The physicians recently saved a baby through an emergency caesarean section and operated on a man’s deeply cut forearm and wrist to avoid amputation. Angélica Velásquez, a 25-year-old woman Dr. Castro treated for difficulties conceiving a child, recently gave birth to twins.

“I’ve had an excellent experience,” she said. “His knowledge can help a lot of women like me.”

These Venezuelan exiles from a Caribbean climate have adjusted to the Chilean island’s cold nights by learning to split firewood to heat their houses. They have been rattled by powerful earthquakes and had to start thinking of where to flee in the case of a tsunami.

Venezuelan doctors Karina Castilla and Eduardo Arteaga at their home outside Ancud, Chile.
Venezuelan doctors Karina Castilla and Eduardo Arteaga at their home outside Ancud, Chile.

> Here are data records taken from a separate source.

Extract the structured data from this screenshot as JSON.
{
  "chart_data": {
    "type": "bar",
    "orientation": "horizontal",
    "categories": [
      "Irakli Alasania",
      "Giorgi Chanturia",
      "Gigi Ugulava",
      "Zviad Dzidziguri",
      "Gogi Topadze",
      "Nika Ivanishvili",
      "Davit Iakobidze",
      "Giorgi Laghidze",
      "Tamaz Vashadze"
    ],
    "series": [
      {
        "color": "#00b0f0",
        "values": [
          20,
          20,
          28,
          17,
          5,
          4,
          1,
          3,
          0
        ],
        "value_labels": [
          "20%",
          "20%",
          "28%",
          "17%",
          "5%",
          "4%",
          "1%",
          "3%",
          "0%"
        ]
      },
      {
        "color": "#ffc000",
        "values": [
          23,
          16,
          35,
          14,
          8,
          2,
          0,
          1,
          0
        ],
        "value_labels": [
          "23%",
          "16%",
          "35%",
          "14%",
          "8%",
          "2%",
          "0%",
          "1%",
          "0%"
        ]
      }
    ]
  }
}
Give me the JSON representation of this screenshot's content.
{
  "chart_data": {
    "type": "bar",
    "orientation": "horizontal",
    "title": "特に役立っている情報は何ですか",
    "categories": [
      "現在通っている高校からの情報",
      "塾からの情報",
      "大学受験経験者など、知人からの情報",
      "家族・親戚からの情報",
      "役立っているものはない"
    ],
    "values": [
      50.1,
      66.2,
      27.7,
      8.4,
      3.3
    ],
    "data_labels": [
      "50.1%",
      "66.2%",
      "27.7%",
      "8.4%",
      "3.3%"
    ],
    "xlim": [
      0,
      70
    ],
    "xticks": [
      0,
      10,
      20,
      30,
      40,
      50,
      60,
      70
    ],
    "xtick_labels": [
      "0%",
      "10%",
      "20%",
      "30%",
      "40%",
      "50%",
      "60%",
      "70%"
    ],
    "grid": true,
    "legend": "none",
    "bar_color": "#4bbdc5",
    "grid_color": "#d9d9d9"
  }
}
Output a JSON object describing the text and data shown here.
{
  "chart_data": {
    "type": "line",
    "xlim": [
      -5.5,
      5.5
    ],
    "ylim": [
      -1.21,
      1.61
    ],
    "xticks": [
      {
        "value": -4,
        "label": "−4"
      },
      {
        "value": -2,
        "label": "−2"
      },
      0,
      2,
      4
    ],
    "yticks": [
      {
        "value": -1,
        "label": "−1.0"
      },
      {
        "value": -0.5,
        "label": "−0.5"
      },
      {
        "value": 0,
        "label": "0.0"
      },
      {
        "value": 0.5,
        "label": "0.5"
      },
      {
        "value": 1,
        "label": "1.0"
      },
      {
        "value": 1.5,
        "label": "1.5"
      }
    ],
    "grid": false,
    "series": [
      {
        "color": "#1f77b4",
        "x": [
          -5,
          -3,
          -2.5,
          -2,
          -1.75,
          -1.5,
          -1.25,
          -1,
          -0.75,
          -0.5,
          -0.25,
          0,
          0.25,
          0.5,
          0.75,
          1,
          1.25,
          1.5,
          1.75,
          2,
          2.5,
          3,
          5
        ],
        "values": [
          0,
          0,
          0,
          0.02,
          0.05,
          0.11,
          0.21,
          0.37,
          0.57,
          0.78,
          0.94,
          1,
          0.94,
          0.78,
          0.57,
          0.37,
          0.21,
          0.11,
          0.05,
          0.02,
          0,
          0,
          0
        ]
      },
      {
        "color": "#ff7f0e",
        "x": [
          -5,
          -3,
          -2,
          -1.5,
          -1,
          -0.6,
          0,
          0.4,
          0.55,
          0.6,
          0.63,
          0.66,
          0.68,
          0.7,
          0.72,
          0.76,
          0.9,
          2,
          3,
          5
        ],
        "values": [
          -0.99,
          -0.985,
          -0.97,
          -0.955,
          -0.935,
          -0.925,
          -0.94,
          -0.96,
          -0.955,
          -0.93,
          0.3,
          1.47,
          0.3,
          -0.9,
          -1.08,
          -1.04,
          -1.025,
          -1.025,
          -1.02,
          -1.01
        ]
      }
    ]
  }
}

PHOTO: RYAN DUBE/THE WALL STREET JOURNAL

Sometimes, they listen to Venezuela’s folk music, recalling memories of home.

“At times you want to cry,” said Karina Castilla, a gynecologist from Caracas. “You’re in a country that has welcomed you, but it isn’t your country and it will never be.”

Still, they don’t see a future back in Venezuela. Here there are no food shortages. Some doctors have opened businesses, and many are able to send remittances and medicines to family back home.

“I have no problem living here,” emergency-room physician Daniel Arocha said as he watched his daughter play in a park. “We found what we were looking for.”